It is always best to know what you need to have available before your real estate closing. To that end, here is a Buyer’s Checklist to help you organize what you will need to do for a successful real estate closing.
The Buyer’s Checklist
Before the Closing
- Complete buyer information sheet and send to closing paralegal.
- Contact your loan officer on a regular basis (we suggest weekly, by email) to make sure your loan is progressing as planned through the approval process and to make sure you are providing to your loan officer all items he or she needs to process your loan. Also confirm at this time with your loan officer that your loan package will be delivered to the office of the closing attorney no later than the day prior to closing. This will allow the staff adequate time to prepare for your closing and also email the documents to you for review prior to closing, if you would like to do so.
- Coordinate with your realtor on home inspections, radon gas inspections, obtaining a CL-100 Report (“termite letter”) and any other reports, and provide a list of any requested repairs to the seller in accordance with the time allowed in the contract of sale.
- Obtain and review copies of restrictive covenants for the neighborhood (if applicable) from the seller for review. NOTE: Upon receipt of the title search the closing paralegal can verify for you the recorded restrictive covenants (if applicable) and send copies to you upon request.
- Contact your homeowner’s insurance agent to arrange for and to bind insurance coverage for closing.
- Coordinate with the closing paralegal to decide if you would like to order a new survey of the property, which is optional. NOTE: We recommend ordering a new survey at least three (3 ) weeks prior to closing, if possible, to allow for time to obtain the new survey and address any issues that may be disclosed by a the new survey of the property. Allow for time to inspect any seller repairs prior to closing to confirm all have been properly made as agreed upon and by licensed professionals, as applicable.
- You should receive your Closing Disclosure Form from your lender at least three days prior to closing. This document will set forth the costs, fees, charges and credits relating to the closing, along with the amount due from you for closing. If you have questions or need any clarification contact the closing paralegal to discuss.
- You will need to deliver the amount due for closing in “good funds” to the closing attorney. These funds may be in the form of a wire transfer of funds either before or on the day of closing. The funds may also be paid by certified bank check from a bank with offices in South Carolina, but if paid in this manner the check must be delivered to the closing attorney for deposit no later than the day prior to closing for deposit that day, unless otherwise agreed to and confirmed in writing by the office of the closing attorney.
- If you would like to review your loan documents prior to closing, please ask the closing paralegal to scan and e-mail to you for review upon receipt.
- Please bring your government issued photo id to closing, along with your checkbook (for any unforeseen amount due-typically not needed) , together with pleasant attitude in case any last minute issues need to be addressed at closing.

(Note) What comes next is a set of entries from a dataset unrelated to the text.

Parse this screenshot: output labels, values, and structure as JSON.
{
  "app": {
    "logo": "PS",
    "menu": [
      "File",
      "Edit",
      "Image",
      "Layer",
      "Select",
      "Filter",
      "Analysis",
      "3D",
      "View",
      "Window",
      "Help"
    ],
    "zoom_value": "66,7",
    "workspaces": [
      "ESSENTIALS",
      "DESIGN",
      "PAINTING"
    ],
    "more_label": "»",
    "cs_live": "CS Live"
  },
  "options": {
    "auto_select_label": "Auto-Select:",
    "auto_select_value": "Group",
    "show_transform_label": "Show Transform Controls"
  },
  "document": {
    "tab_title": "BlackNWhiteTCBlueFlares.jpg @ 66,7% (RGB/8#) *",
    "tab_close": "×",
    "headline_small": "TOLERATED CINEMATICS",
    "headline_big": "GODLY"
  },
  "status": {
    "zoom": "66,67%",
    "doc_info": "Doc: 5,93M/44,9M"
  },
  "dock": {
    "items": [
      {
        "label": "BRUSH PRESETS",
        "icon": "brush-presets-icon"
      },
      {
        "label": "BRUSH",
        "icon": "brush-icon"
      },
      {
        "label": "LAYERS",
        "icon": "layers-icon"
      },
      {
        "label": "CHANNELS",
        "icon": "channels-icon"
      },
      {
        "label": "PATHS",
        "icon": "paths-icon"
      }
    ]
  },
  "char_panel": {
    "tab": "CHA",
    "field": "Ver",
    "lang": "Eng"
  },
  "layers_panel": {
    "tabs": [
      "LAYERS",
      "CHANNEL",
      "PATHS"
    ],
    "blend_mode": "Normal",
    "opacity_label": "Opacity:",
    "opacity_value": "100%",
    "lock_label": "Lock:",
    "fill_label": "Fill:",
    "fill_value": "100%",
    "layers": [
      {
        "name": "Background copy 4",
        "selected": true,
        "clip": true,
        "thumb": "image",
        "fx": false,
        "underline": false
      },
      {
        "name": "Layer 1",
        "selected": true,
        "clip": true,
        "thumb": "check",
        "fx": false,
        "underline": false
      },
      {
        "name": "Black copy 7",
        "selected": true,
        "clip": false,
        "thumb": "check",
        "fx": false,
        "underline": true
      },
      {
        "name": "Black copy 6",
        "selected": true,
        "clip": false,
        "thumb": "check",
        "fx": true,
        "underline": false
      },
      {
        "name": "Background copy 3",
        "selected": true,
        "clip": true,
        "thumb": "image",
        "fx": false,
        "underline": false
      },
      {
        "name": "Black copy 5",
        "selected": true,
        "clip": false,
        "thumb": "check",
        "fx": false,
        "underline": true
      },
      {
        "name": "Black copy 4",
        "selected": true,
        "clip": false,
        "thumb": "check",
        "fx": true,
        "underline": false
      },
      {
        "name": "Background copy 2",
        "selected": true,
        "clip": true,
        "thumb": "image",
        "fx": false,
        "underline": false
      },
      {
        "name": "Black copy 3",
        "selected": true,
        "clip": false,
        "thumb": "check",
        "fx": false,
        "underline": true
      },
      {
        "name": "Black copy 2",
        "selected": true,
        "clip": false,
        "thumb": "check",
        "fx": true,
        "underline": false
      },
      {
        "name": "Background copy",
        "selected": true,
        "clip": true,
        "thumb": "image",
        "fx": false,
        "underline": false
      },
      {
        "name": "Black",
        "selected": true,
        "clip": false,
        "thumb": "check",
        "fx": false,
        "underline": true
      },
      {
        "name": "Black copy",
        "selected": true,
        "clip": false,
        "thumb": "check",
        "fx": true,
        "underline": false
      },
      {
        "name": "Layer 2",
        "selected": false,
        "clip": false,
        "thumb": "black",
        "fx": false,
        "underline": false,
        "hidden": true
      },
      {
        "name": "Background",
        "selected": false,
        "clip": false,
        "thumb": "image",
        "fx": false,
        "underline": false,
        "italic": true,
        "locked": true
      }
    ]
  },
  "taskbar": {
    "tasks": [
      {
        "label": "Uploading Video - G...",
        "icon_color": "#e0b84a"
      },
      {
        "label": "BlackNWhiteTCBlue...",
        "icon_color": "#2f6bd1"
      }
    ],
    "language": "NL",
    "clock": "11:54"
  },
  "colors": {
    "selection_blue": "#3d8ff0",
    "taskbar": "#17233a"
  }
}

- At closing, remember to sign your name exactly as set forth on the documents (unless your signature is illegible), and try to be as consistent as possible with your signature.
After the Closing
- If this will be your primary residence, complete and file with the county the application for the special owner occupied tax rate for primary residences. NOTE: Prior to filing you will need to have your address changed on your South Carolina drivers license or id card to reflect the property address as your address, and you will have to register all of your vehicles in the county of residence.
- If the property is not your primary residence, then you should file the ATI exemption form between January 1st and January 31st of the first January following closing (or if closing in January then file in that month) to limit the revaluation of the property to a 25% increase.
- You should receive your recorded deed (Title to Real Estate) and your title insurance policy after closing from the office of the closing attorney. These should be retained in a safe place with your other important papers, especially your owners title insurance policy, which should be retained permanently, even after any sale of the property, in the event an issue ever arises that relates to or would be covered by title insurance.
- You will be responsible for payment of the property taxes for the year, unless they were paid at closing. Property taxes are typically billed in October or November of each year, and in the year of sale may be in the name of the seller(s), but you will should besure that you pay these taxes (or confirm that your lender has paid from your escrow account), unless they were paid at closing.